MDAs urged to submit credible manpower data

Ansu Tucker, Director General of the Human Resource Management Office (HRMO), has urged ministries, departments and agencies (MDAs) to submit credible data for the 2021 Financial Year. The two-week Annual Manpower Hearings for the 2020 Financial Year started on Tuesday 11th August 2020 on the theme “Prudent Human Resource Planning to Improve Service Delivery” at the Civil Service Training College and is expected to host about 60 MDAs. He further advised that they should take it seriously as the process is based on facts, and “the plans that are submitted are not just cooked, these are figures that are based on real empirical evidence”.

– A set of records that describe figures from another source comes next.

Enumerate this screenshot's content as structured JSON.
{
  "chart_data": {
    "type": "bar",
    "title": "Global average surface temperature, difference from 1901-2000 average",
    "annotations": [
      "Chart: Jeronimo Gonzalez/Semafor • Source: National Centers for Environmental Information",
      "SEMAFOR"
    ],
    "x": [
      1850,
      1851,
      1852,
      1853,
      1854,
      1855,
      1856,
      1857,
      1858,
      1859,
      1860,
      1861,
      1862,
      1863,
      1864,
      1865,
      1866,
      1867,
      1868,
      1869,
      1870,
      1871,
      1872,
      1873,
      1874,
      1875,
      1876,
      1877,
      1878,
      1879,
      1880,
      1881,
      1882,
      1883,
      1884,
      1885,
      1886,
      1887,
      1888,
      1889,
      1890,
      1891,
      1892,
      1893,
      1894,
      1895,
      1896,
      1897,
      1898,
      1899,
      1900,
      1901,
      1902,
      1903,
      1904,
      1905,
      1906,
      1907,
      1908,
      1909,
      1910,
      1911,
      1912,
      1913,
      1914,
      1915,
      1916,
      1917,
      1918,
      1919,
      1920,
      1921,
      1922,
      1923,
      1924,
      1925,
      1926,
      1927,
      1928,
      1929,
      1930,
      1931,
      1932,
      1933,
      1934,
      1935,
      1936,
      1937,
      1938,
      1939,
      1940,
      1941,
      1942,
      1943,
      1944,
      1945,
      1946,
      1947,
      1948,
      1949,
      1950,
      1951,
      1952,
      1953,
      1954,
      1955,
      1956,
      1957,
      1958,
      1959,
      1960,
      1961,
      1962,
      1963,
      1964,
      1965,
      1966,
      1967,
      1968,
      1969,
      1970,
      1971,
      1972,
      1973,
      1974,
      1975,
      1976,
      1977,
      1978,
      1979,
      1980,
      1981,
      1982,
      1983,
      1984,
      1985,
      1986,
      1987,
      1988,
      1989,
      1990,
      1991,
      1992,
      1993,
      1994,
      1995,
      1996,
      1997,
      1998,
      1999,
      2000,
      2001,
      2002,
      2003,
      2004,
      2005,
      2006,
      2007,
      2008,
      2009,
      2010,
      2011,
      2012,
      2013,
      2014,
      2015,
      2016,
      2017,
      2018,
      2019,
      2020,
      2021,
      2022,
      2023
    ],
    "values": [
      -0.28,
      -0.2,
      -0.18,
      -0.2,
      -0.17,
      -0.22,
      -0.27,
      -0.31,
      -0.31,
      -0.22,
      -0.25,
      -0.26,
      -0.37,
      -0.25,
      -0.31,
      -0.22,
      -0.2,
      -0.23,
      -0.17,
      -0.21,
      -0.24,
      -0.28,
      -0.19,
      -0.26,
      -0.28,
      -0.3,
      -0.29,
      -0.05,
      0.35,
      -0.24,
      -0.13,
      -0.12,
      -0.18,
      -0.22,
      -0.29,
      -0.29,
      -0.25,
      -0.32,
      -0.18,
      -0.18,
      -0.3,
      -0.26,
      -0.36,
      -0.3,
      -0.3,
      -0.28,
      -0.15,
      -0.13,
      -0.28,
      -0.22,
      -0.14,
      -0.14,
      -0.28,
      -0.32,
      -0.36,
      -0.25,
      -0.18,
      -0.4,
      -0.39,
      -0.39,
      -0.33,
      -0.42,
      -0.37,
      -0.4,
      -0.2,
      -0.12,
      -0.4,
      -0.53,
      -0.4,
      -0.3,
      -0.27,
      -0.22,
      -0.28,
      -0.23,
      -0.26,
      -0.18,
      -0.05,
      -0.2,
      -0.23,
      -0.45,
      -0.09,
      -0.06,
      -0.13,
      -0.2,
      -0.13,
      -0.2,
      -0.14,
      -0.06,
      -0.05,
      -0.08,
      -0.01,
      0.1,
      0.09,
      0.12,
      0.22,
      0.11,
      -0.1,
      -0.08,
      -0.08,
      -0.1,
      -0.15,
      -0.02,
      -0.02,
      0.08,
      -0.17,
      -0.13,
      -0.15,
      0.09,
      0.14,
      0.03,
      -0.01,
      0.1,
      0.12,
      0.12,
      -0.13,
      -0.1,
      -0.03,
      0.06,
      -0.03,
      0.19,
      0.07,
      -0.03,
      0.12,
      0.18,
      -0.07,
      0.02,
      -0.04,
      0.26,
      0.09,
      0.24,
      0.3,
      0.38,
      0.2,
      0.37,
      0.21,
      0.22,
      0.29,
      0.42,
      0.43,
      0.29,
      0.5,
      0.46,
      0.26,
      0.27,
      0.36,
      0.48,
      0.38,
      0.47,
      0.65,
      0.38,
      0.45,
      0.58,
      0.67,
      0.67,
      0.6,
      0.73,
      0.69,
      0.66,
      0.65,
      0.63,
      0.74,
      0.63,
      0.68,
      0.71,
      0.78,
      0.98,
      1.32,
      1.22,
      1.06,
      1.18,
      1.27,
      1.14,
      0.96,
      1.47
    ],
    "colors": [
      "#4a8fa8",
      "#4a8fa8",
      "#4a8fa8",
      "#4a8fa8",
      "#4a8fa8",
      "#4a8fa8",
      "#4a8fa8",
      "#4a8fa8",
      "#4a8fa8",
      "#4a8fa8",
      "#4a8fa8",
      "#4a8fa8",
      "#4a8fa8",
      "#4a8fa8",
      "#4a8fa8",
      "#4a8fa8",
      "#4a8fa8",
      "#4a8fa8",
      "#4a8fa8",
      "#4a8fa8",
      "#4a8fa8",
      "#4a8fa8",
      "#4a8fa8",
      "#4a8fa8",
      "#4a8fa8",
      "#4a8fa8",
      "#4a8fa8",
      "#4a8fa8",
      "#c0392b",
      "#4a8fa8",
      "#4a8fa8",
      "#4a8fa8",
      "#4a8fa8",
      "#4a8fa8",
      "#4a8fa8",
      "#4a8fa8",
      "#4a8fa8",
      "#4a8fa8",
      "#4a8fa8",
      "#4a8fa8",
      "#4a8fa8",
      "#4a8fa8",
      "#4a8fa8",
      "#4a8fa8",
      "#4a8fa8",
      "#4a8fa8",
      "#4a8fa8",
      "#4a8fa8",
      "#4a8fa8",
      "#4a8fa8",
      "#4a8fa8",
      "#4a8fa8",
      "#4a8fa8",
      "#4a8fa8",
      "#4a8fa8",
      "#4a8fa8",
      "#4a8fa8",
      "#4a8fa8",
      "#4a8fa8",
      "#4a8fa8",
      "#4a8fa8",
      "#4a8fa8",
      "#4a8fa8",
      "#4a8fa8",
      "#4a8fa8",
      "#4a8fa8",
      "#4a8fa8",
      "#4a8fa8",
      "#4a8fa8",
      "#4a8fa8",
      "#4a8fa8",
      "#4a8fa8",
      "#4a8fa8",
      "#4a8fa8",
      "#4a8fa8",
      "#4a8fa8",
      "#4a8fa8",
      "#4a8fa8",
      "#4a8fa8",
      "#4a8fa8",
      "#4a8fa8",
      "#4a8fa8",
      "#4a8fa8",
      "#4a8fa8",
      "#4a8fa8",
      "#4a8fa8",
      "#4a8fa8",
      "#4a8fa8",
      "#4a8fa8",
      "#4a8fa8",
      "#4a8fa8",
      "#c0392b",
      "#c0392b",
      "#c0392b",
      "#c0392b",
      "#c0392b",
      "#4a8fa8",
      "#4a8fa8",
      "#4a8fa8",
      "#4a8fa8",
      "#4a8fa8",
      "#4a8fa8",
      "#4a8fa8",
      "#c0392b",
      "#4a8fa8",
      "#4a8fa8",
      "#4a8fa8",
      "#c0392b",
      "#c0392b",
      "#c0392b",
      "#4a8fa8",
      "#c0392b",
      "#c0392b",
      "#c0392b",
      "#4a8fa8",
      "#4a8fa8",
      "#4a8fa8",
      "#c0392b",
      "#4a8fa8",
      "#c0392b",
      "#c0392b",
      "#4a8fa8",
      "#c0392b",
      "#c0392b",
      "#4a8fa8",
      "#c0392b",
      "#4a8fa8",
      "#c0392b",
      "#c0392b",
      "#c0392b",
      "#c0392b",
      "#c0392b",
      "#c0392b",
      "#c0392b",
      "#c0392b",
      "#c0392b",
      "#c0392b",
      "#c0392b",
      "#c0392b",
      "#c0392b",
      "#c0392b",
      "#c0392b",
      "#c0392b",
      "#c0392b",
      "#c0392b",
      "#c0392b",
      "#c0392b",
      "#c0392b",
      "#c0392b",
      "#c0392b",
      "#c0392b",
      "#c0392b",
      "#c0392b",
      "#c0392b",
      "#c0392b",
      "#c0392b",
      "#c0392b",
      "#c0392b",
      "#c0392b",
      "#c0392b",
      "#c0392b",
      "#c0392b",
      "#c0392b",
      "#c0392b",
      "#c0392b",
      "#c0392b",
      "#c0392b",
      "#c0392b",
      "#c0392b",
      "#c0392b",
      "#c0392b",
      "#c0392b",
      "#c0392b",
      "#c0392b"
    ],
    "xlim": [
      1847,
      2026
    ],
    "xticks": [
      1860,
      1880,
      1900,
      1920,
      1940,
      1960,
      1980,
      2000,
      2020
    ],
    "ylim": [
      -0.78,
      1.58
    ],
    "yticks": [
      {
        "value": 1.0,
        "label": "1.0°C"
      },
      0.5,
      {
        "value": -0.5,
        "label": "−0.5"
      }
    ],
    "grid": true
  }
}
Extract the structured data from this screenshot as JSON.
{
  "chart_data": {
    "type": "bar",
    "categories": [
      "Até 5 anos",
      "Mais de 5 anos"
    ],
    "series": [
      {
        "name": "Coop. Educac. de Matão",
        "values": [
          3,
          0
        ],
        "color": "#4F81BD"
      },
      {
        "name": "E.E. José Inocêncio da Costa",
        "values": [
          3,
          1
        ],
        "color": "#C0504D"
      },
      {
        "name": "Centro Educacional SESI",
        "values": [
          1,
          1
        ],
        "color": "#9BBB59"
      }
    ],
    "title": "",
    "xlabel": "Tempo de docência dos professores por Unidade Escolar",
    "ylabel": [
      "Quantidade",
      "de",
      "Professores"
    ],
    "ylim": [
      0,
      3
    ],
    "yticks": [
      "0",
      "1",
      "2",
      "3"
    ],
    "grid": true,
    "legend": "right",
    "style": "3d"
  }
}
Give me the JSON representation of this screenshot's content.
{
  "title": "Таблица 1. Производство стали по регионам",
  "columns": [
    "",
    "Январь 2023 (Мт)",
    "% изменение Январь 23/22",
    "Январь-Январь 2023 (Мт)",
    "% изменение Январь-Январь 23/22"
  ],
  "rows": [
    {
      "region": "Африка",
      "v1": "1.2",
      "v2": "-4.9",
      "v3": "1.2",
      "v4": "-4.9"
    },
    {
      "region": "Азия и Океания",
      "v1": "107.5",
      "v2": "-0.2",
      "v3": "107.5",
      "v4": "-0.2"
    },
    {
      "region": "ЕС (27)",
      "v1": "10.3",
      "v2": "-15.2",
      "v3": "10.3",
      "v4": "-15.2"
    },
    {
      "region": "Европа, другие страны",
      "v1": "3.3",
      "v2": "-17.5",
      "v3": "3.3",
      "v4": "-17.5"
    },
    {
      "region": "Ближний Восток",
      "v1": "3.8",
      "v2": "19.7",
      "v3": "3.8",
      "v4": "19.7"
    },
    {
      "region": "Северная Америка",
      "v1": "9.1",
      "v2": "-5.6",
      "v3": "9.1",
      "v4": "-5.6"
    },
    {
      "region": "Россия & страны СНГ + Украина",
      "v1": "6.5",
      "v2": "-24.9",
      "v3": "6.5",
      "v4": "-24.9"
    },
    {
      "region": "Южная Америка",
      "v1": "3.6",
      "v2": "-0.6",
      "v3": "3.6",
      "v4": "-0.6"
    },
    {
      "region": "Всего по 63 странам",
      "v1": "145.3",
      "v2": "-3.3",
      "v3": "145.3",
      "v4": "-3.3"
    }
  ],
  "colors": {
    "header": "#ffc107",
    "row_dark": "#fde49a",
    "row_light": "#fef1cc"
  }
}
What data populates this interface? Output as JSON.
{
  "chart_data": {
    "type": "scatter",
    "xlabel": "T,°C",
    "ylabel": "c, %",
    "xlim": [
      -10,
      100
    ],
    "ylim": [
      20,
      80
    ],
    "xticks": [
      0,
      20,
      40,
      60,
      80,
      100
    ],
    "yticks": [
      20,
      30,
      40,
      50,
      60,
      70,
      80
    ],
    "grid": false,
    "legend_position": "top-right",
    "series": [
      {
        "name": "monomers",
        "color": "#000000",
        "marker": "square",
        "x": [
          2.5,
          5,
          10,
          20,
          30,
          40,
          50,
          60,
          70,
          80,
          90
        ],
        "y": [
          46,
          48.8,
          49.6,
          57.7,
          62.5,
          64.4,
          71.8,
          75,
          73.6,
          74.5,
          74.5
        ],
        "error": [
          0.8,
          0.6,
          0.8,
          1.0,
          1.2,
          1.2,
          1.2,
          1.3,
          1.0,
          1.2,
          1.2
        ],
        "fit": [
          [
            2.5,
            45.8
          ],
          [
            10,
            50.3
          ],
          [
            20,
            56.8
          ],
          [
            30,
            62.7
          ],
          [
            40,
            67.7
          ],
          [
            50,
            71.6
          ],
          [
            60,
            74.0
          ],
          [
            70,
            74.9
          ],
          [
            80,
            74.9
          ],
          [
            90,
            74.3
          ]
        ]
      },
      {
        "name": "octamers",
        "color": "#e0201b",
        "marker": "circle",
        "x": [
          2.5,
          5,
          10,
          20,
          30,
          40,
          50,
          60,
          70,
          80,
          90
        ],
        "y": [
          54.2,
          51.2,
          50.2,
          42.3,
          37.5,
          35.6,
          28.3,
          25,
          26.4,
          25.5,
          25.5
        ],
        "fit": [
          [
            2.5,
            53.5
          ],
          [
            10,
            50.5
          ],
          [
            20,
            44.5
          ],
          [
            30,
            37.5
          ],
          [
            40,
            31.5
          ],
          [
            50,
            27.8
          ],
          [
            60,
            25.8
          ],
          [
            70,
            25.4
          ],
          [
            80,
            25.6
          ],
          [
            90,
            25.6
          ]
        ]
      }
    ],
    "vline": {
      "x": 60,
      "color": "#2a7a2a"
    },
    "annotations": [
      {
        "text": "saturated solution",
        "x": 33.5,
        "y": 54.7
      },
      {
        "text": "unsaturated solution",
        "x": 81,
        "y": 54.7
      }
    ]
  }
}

“So we have to rely on you. The data you submit to us should be very credible because it is what we are going to have as the basis to design the manpower plan, and of course we have to do it in a timely manner.” He noted that when the Ministry of Finance goes to formulate the final budget at HRMO they should have completed their own hearings, and compiled all forecasts and needs for onward submission to the ministry. Director General Tucker explained that the outcome of the hearings will form the basis that will inform their starting needs in the Civil Service. “This process is very integral to the budget process. The budget process starts now and it begins with the manpower hearing. The hearings informs the personnel cost which are going to be factored in the overall national budget,” he said.

In his keynote address at the opening of the hearing, he said he can confirm that the manpower cost for government accounts for a little over 40% of domestic revenue, he said this shows government attaches a lot of importance to manpower cost. Over the years, he said they have seen the evolution of staffing numbers and dramatic increase in the wage bill, that if they do not manage it in a way that allows government to forecast the needs it will be difficult for them to forecast.

As a result they introduced manpower planning to reduce the volatility and unpredictability of the budget process. “We have seen that over the years we have been recruiting and promoting persons and most times we do ignore the financial implications for all of the actions we take.” He said that MDAs assume that people should just be promoted or they should just be appointed because there is no job, but cautioned that their recruitment and planning processes have to embedded in their human resource planning.

The human resource planning has two ends: he said there is a demand side which forecasts the needs of the service and the supply, which deals with how you meet the supply of human resource in the short to medium term. “We have to properly forecast the manpower needs to know who and who are going to retire and so those aspect of separation that cannot be forecast like death we normally report them during the manpower hearing. Also, persons who abandon their positions are reported during the hearing, but the ones that we can forecast which is the retirement are properly planned,” he said.

Over the years, they have been doing extension of service he said is being done not just to retain or favour people, but because they have serious skills gap that the hearings help identify and do their succession planning. “So that we are able to identify the gaps that have occurred those that are likely to retire, promoted and also inform their training, we have also introduced the system of performance management which is supportive to the process. We have seen that in the course of our performance management reviews we have identified training needs and gaps,” he added.